Textor: Das ist bei jedem Kind unterschiedlich. Natürlich gibt es Hochbegabte, die glücklich und zufrieden sind, die in ihrem Begabungsbereich aufgehen und dort Erfolg und Selbstbestätigung erleben. Doch vielen macht ihr besonderes Talent auch Schwierigkeiten.

SZ: Welche Schwierigkeiten?

Textor: Ein kognitiv hochbegabtes Kind, das mit fünf Jahren eingeschult wurde und Klassen überspringt, kann zum Beispiel darunter leiden, dass es das kleinste und schwächste Kind in der Klasse ist oder immer wieder aus dem Klassenverband herausgerissen wird. Bleibt ein solches Kind hingegen noch ein Jahr länger im Kindergarten, mag es sich dort unterfordert fühlen und deswegen eventuell sogar verhaltensauffällig werden. Kann es in den ersten beiden Grundschulklassen bereits alles, was der Lehrer unterrichtet, mag es abschalten und irgendwann den Anschluss verpassen - manche hochbegabte Kinder kommen später in Förderschulen.
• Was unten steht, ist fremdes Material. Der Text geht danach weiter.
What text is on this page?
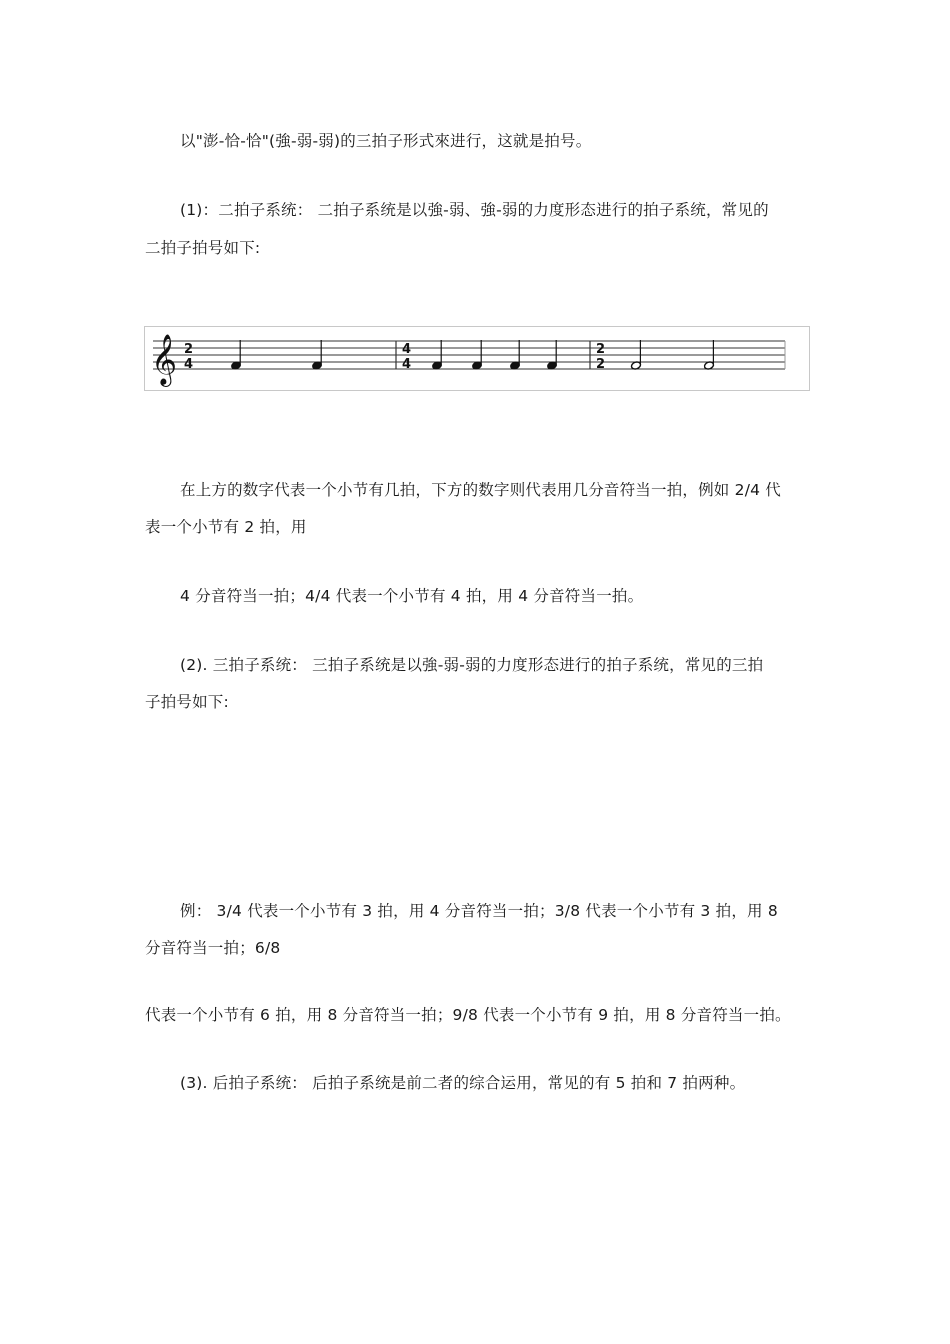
以"澎-恰-恰"(強-弱-弱)的三拍子形式來进行，这就是拍号。
(1)：二拍子系统： 二拍子系统是以強-弱、強-弱的力度形态进行的拍子系统，常见的
二拍子拍号如下:
𝄞 2
4
4
4
2
2
在上方的数字代表一个小节有几拍，下方的数字则代表用几分音符当一拍，例如 2/4 代
表一个小节有 2 拍，用
4 分音符当一拍；4/4 代表一个小节有 4 拍，用 4 分音符当一拍。
(2). 三拍子系统： 三拍子系统是以強-弱-弱的力度形态进行的拍子系统，常见的三拍
子拍号如下:
例： 3/4 代表一个小节有 3 拍，用 4 分音符当一拍；3/8 代表一个小节有 3 拍，用 8
分音符当一拍；6/8
代表一个小节有 6 拍，用 8 分音符当一拍；9/8 代表一个小节有 9 拍，用 8 分音符当一拍。
(3). 后拍子系统： 后拍子系统是前二者的综合运用，常见的有 5 拍和 7 拍两种。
Andere Kinder leiden darunter, als Streber oder Besserwisser verspottet zu werden. Einige verstecken sogar ihre Begabung - mathematisch oder technisch begabte Mädchen erkennen zum Beispiel sehr schnell, dass ihr Talent nicht den Geschlechtsrollenerwartungen entspricht. Deshalb ist es sehr wichtig, eine Hochbegabung rechtzeitig zu diagnostizieren. Denn so kann das Kind in seiner Entwicklung gefördert und gestärkt werden.